Thank you, Mr. Chairman.
I had not been notified that the committee's work schedule had been moved up, which is why I arrived late. I sincerely apologize for that. The wrong person had been notified.
Mr. Chairman, members of the committee, I would like to thank you for giving us this opportunity to share with you our comments on the impact of a surging Canadian dollar.
Option consommateurs is a non-profit organization that promotes and defends the rights and interests of Canadian consumers, and ensures they are respected. Our organization was founded in 1983. It includes a legal department, budget services and a news service, and also conducts research into the agrifood, energy and financial services sectors in order to properly understand the needs of consumers and adequately defend their rights.
We have been doing work in the financial services sector for a number of years. Among other things, we took part in the debate that led to the adoption of the latest legislative amendments to the banking sector. We are currently helping to make changes to a number of administrative rules at the Canadian Payments Association, and we will soon be engaged in drawing up the code of conduct for the electronic transfer of funds.
As you are no doubt aware, the Canadian dollar has risen by over 50% compared to a number of other currencies. Whether it be the American dollar, the Japanese yen, the Hong Kong dollar, the Mexican peso or other currencies traded on the international currency market, all have lost value compared to our dollar. Given that those countries are our largest trading partners, Canadian consumers should normally pay less than in the past for shoes imported from China, US automobiles, Mexican tires, imported CDs, DVDs and books, as well as electronic goods. And yet, according to our research, that is not the case. In fact, the steady rise in value of the Canadian dollar over the past five years has not led to a drop in prices for consumers, far from it.
According to Bank of Montreal economist Douglas Porter, the 50% increase in value of the Canadian dollar over the past five years has had almost no effect on retail prices. To make his point, Mr. Porter compared the prices of some of the same products sold in Canada and the United States. He uses the following examples: greeting cards, the Honda Accord and the BlackBerry 8100. Those items cost respectively 20%, 14% and 10% more in Canada.
Following the publication of this article, Option consommateurs also began monitoring changes in the prices of a number of goods sold both in Canada and the United States. We have been doing that since last June. We are now seeing that the prices of certain goods are between 3% and 40% higher in Canada. Strangely enough, Canadians are paying more for the 2008 Honda Civic Coupe, even though it is built and assembled in Ontario. We have also noted that the prices of the items we are tracking have changed very little in the past two months. Of the 11 products that we are monitoring, only two have seen their prices drop. However, those decreases were not enough to make the products less expensive in Canada than in the United States.

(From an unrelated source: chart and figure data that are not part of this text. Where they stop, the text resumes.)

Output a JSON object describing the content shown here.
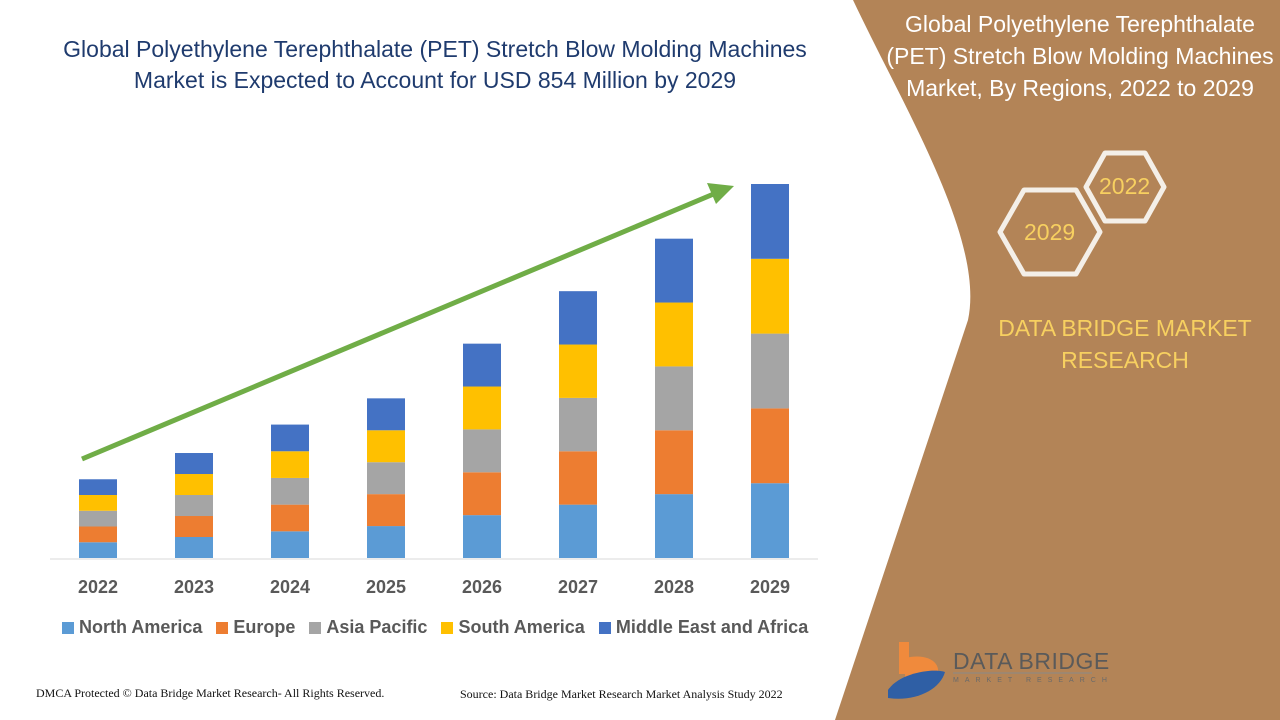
{
  "title": "Global Polyethylene Terephthalate (PET) Stretch Blow Molding Machines Market is Expected to Account for USD 854 Million by 2029",
  "panel": {
    "title": "Global Polyethylene Terephthalate (PET) Stretch Blow Molding Machines Market, By Regions, 2022 to 2029",
    "hex_left": "2029",
    "hex_right": "2022",
    "brand": "DATA BRIDGE MARKET RESEARCH",
    "logo_text": "DATA BRIDGE",
    "logo_sub": "MARKET RESEARCH",
    "background_color": "#b38457",
    "accent_color": "#f7d060"
  },
  "footer": {
    "left": "DMCA Protected © Data Bridge Market Research- All Rights Reserved.",
    "right": "Source: Data Bridge Market Research Market Analysis Study 2022"
  },
  "chart_data": {
    "type": "bar",
    "stacked": true,
    "categories": [
      "2022",
      "2023",
      "2024",
      "2025",
      "2026",
      "2027",
      "2028",
      "2029"
    ],
    "series": [
      {
        "name": "North America",
        "color": "#5b9bd5",
        "values": [
          36,
          48,
          61,
          73,
          98,
          122,
          146,
          171
        ]
      },
      {
        "name": "Europe",
        "color": "#ed7d31",
        "values": [
          36,
          48,
          61,
          73,
          98,
          122,
          146,
          171
        ]
      },
      {
        "name": "Asia Pacific",
        "color": "#a5a5a5",
        "values": [
          36,
          48,
          61,
          73,
          98,
          122,
          146,
          171
        ]
      },
      {
        "name": "South America",
        "color": "#ffc000",
        "values": [
          36,
          48,
          61,
          73,
          98,
          122,
          146,
          171
        ]
      },
      {
        "name": "Middle East and Africa",
        "color": "#4472c4",
        "values": [
          36,
          48,
          61,
          73,
          98,
          122,
          146,
          171
        ]
      }
    ],
    "ylim": [
      0,
      855
    ],
    "grid": false,
    "legend": "bottom",
    "trend_arrow_color": "#70ad47"
  }
}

In light of this, consumers are getting impatient and feel like they are being taken advantage of. To a certain extent, they can understand that imported goods would cost more here than they do in their countries of origin: after all, we have to pay shipping on those goods. However, Canadian consumers want to benefit from the rising dollar, which is lowering the relative price of goods. As well, Canadians cannot accept the fact that an identical product can be sold for as much as 56% more in Canada than it is outside the country.
Another interesting study, this time from the US, is the Federal Reserve Board study of cross-border consumer prices. It shows that the price difference between products sold in Canada and those sold in the United States is not based on rational economics. According to the study, shipping costs alone cannot account for the price differences. An unexplained “border effect” is causing a sudden increase in the price of products coming through the Canadian border. We have also noted that the retail trade market is increasingly less competitive, and that big box stores are taking up more and more market share.
All the same, we would like to make three recommendations. In any case, you will receive my speaking notes, which will provide additional details to back up our recommendations.
Our first recommendation is that the government conduct a review of the Competition Act in order to, among other things, make the Competition Tribunal more effective.
We also recommend that the government provide SMEs with additional assistance given the over-concentration in retail trade brought on by the big-box stores. The mission and mandate of the Economic Development Agency of Canada for the regions of Quebec could be adapted to that context.
Finally, we recommend that the government ensure that the concentration of financial institutions not impede the development of new businesses. Our institutions have to act to prevent the vast majority of Canadians from being short-changed.